Continuing on the saga of my expanding gut, I was amused by this little thought from James May:
…and ordinarily, his sentiment would be correct. The correct measure is indeed the pint:
However, I have learnt a few things about this pint business. I tend to prefer my beer in said quantities, as evidenced by this pic of my breakfast beer in Edinburgh:
(Explanation: I had arisen from my hoggish slumber too late to be served breakfast, and the pub hadn’t yet started serving their lunch menu. I was in dire need of some sustenance but my knowledge of local brews was scanty, hence my selection of Tennant’s, the Edinburgh lager, which is absolutely dreadful. No wonder the Jocks are always fighting each other if that’s what they have to drink. I didn’t even finish that glass.)
Anyway, my normal choice of ale taken in pint units is somewhat compromised by the stiff DWI/DUI laws they have Over Here. If I’m walking (e.g. in Edinburgh) or being driven (e.g. to Blenheim), I can freely imbibe from pint glasses, and I have. But if I’m driving, then I have to drink in smaller quantities, e.g. this half-pint of local brew Exmoor (ugh) taken in Salisbury’s Haunch of Venison pub:
(I know, a half-pint looks ridiculous in my giant paw. Whatever.)

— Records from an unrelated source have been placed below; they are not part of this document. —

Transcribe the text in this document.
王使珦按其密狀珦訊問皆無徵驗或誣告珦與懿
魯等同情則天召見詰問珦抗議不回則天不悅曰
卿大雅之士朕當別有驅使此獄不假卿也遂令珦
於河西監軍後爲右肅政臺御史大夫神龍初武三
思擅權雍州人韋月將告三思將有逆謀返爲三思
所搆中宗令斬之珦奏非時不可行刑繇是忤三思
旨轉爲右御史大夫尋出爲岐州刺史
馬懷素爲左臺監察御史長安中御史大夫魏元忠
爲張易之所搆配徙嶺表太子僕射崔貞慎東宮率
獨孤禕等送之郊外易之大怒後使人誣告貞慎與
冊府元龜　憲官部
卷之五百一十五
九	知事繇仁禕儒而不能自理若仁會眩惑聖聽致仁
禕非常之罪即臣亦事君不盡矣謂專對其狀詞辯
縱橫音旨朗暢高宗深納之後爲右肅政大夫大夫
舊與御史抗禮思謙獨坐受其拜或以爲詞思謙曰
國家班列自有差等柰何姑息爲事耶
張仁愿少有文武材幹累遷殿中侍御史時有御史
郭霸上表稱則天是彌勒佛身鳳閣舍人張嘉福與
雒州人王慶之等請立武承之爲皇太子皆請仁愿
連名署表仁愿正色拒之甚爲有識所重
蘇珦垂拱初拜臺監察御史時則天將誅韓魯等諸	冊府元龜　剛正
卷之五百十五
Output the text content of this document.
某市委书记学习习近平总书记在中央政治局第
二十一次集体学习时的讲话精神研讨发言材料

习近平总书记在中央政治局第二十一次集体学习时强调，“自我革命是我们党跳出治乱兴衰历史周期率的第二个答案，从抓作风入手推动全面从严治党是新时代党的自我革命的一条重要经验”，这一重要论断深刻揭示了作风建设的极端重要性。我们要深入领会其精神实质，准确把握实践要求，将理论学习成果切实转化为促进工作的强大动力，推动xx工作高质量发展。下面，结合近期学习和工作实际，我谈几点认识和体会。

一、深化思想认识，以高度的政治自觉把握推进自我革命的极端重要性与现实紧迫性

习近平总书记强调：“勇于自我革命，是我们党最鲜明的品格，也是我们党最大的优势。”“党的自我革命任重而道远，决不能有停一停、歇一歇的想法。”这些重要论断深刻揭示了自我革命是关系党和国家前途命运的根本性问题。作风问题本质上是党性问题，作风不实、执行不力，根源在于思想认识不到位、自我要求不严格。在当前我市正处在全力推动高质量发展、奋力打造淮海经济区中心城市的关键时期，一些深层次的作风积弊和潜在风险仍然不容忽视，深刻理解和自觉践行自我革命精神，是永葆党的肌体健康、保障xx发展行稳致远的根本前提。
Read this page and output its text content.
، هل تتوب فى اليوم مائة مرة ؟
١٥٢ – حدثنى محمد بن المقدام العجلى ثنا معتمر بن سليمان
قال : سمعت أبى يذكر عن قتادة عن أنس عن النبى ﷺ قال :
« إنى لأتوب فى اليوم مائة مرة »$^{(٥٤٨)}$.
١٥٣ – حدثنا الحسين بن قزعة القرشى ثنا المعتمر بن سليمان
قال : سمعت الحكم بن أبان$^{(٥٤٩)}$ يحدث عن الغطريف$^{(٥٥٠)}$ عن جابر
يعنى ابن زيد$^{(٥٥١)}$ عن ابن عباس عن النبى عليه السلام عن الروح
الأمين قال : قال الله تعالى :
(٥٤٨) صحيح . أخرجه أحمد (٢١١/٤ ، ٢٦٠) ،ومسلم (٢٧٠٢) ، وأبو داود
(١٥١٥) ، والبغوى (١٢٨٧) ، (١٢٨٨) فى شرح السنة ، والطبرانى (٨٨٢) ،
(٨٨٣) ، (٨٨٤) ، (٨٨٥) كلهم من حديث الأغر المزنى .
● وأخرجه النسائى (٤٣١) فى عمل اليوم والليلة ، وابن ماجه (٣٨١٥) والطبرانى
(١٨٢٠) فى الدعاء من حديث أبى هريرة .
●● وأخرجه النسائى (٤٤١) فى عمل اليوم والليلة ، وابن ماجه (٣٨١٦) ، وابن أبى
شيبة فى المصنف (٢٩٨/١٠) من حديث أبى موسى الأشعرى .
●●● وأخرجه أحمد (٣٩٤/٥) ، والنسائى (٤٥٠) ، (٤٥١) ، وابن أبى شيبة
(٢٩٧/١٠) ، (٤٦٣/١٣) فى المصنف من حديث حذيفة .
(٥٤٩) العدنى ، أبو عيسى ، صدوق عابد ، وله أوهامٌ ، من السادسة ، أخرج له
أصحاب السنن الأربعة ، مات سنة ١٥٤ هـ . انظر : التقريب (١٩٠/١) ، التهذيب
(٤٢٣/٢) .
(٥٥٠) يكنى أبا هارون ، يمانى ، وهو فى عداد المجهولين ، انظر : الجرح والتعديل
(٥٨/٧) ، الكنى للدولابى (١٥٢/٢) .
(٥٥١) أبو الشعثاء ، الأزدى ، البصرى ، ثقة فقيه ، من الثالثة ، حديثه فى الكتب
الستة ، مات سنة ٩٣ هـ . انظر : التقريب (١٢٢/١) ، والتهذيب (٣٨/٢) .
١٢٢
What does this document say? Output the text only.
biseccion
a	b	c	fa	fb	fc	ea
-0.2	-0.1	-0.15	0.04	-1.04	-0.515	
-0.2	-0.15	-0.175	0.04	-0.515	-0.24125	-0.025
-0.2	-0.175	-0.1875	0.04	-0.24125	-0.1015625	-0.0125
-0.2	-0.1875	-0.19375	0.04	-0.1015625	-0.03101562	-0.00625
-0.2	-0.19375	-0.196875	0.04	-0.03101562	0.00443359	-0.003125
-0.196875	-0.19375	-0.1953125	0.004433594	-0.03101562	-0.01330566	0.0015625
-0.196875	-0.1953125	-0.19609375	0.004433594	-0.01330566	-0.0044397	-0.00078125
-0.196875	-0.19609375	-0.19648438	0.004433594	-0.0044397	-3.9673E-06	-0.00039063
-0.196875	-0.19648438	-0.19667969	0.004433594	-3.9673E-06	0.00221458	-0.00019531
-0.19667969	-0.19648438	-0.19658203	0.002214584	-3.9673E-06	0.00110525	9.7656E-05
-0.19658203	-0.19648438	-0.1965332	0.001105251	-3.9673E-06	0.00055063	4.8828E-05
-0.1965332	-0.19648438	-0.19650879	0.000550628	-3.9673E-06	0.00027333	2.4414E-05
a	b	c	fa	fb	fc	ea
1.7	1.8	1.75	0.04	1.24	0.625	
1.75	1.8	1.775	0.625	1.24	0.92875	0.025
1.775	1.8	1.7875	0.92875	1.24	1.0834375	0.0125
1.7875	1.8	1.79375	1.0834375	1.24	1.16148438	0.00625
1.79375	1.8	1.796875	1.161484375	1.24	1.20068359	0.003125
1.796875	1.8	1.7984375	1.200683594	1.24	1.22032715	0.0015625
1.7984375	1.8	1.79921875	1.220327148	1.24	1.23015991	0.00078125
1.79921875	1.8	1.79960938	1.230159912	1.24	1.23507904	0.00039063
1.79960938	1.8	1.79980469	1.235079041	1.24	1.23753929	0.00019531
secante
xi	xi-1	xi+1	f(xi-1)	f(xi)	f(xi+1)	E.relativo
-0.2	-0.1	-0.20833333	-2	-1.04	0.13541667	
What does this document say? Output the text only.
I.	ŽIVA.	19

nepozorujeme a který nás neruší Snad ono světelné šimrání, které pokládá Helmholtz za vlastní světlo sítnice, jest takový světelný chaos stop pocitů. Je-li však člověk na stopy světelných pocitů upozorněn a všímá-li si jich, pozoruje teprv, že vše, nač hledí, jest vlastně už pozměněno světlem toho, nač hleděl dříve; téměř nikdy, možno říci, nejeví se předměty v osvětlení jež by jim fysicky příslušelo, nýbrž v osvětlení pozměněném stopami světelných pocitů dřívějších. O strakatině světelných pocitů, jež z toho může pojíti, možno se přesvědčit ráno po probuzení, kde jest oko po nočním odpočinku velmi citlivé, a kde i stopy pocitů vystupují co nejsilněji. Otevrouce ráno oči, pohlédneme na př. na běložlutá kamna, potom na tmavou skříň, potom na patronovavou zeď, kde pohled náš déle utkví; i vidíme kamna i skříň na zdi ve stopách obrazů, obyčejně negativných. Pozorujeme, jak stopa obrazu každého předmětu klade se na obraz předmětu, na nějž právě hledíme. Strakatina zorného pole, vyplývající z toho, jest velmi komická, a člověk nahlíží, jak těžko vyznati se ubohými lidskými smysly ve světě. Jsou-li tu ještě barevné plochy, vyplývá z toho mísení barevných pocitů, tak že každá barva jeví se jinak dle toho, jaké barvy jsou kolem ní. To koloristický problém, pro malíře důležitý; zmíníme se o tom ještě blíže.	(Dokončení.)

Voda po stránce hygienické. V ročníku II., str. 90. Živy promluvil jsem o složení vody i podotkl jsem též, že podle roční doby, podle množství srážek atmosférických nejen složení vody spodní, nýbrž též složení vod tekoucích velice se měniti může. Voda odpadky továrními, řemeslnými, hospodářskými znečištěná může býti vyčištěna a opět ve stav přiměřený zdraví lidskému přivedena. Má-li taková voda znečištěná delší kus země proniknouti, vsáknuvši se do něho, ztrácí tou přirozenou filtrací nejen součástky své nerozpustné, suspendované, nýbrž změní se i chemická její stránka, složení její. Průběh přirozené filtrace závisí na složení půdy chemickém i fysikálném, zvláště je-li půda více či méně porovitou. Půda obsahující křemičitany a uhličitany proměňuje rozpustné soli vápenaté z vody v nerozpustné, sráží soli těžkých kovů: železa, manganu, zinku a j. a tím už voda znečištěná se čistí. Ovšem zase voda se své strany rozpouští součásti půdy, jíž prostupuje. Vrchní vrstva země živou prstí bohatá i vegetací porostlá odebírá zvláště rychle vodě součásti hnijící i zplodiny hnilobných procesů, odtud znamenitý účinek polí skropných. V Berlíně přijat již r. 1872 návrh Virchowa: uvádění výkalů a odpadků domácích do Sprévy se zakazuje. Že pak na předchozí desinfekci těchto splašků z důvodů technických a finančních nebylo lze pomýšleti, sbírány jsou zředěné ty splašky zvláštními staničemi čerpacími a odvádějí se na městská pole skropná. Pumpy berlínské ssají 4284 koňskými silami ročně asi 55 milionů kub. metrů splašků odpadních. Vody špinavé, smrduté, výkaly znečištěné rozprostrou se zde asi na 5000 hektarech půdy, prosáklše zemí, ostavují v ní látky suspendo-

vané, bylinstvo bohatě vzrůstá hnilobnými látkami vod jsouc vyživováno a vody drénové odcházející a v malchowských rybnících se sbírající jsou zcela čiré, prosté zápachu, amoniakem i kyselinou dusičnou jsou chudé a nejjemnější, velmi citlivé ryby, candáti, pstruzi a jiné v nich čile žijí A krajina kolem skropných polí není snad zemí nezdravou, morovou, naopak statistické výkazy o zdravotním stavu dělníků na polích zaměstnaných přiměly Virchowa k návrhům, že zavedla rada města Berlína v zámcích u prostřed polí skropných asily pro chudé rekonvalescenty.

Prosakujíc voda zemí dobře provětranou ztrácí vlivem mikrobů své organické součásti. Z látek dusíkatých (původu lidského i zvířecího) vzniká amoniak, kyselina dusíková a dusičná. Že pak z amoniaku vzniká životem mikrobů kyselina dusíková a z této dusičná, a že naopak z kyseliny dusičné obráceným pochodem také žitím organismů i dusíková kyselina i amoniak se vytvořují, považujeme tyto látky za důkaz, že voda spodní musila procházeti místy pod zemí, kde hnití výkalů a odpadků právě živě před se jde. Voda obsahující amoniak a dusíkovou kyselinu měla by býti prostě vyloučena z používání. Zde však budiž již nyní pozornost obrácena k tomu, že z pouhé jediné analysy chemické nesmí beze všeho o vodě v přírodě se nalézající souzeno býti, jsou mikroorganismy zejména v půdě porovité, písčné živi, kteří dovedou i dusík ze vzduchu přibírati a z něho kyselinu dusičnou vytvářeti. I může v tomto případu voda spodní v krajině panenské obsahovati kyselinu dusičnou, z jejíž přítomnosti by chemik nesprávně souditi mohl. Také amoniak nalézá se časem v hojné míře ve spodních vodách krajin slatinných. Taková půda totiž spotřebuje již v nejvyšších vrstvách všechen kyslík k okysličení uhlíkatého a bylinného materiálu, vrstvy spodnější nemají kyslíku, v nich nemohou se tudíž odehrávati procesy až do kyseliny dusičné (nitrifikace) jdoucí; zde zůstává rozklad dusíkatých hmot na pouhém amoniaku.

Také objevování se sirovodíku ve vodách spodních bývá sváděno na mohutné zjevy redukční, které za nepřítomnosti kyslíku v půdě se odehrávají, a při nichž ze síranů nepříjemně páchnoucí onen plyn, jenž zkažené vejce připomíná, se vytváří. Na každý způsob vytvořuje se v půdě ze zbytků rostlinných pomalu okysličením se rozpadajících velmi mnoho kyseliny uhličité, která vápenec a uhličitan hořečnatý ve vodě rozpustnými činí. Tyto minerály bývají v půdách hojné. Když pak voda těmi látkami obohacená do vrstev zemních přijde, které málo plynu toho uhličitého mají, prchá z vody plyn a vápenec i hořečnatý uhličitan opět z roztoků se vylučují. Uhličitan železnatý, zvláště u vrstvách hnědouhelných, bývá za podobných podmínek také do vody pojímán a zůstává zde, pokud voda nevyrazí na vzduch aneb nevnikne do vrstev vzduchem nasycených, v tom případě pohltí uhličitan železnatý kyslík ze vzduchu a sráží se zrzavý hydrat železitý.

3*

You might think that this is counter-productive, in that I would just drink more half-pints to achieve the desired state of inebriation, but actually (and this has been scientifically timed by The Englishman), I tend to drink a full pint (especially of 6X) in about the same time it takes me to drink a half-pint — ergo, I end up drinking half the normal quantity, and thus is P.C. Plod kept off my fat, beer-loving Texas ass.
Call me Mr. Responsible.
(And for those who are about to get all scoldy on me, don’t bother. Like so many of my writings on suchlike topics, this post should be taken with a ton of salt.)